R_activities_InClass_Sept9_2024.Rmd

---
title: "BIO720_Week2"
author: "Ian Dworkin"
date: "`r Sys.Date()`"
output:
  pdf_document:
    toc: true
  html_document:
    toc: true
    number_sections: true
editor_options:
  chunk_output_type: console
---

```{r setup, include=FALSE}
knitr::opts_chunk$set(echo = TRUE, eval = FALSE)
```


# In class activities for week 2

Now that you have had a bit of an introduction to the fundamentals of R, let's start working with some examples of how we can use these skills with real data.


We are going to work with the count data of RNAseq sequence reads from a large data set from a paper we recently submitted. It was part of a study of the genomic basis of the evolutionary of sociability in *Drosophila melanogaster". 

The [link to the data and script repository is here](https://github.com/DworkinLab/DrosophilaSociabilityTranscriptomics)


But for the moment, all we need is the counts that were generated. For this particular analysis this was done by aligning the sequence reads to the *Drosophila melanogaster* genome using a *splice aware* alignment tool, [STAR](https://www.ncbi.nlm.nih.gov/pmc/articles/PMC3530905/).
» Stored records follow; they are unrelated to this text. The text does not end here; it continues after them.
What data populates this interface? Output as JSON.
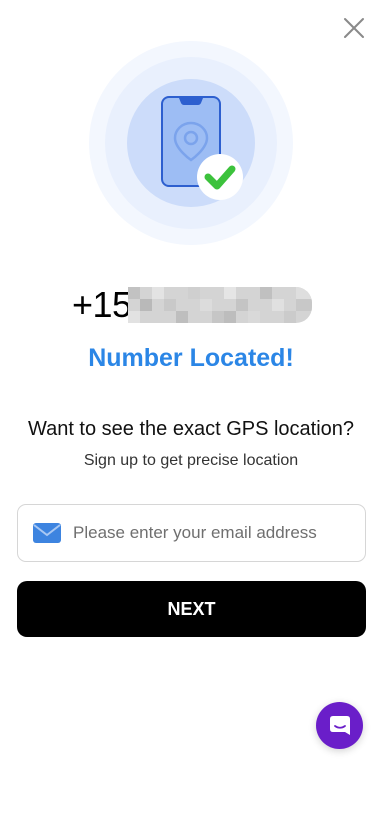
{
  "phone": {
    "prefix": "+15"
  },
  "status": {
    "text": "Number Located!",
    "color": "#2b86e6"
  },
  "prompt": {
    "question": "Want to see the exact GPS location?",
    "subtext": "Sign up to get precise location"
  },
  "email": {
    "placeholder": "Please enter your email address",
    "value": ""
  },
  "buttons": {
    "next_label": "NEXT"
  },
  "icons": {
    "close": "close-icon",
    "hero": "phone-location-check-icon",
    "mail": "mail-icon",
    "chat": "chat-icon"
  },
  "colors": {
    "accent": "#2b86e6",
    "chat": "#6a1ec9",
    "check": "#3cc23c",
    "button": "#000000"
  }
}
While it is not relevant for the moment, if you want to read about this approach, you can [take a look at this tutorial](https://hbctraining.github.io/Intro-to-rnaseq-hpc-O2/lessons/03_alignment.html).


In any case, the count data can be downloaded like this, directly from the github repository.

```{r}
rna_counts <- read.table("https://raw.githubusercontent.com/DworkinLab/DrosophilaSociabilityTranscriptomics/main/data/star/star_count_matrix.txt",
                         header = TRUE)
```


## What we did yesterday (Sept 10th, 2024)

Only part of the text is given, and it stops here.